Recently I've been reading "Sheaves in Geometry and Logic (1)" which defines pre-sheaves as the contravariant functor from C^op to Set. I didn't understand why the author made this choice, as it seemed to make a lot of statements very awkward.After reading "Some Possible Roles for Topos Theory in Quantum Theory and Quantum Gravity (2)", this choice is much clearer.
The key seems to be about sieves. In (2), pre-sheaves are defined covariantly. Consequently, the sieve is those functions from a which are the first in a chain that get somewhere. This is quite annoying, as it seems to put a lot of emphasis on the somewhere, which shouldn't be important. By defining pre-sheaves contravariantly, the arrows reverse. We get a sieve as all the functions that get to a, putting the emphasis on the object we are studying. Defining pre-sheaves contravariantly makes them conceptually easier to think about, at least with respect to sieves.
Are their other concepts in the theory of pre-sheaves which benefit from a contravariant definition? What other ways does the language I use to think about pre-sheaves (and categories more generally) affect how I understand the underlying concepts?

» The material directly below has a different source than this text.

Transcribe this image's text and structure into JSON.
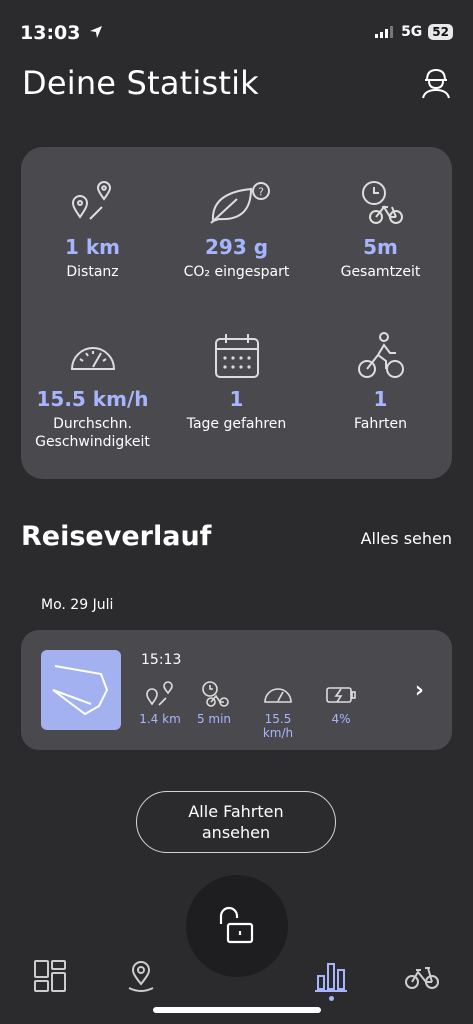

On a separate note, I am beginning to appreciate (1) a little more. My first impressions of the book were not favorable, and I only stuck with it because of the lack of alternatives. However, it gets a lot better after the first two chapters and I am beginning to appreciate the subtle knowledge of the author. Note to self: when writing a book, put all the info dumping in an appendix. Dry definitions are no way to hook a reader.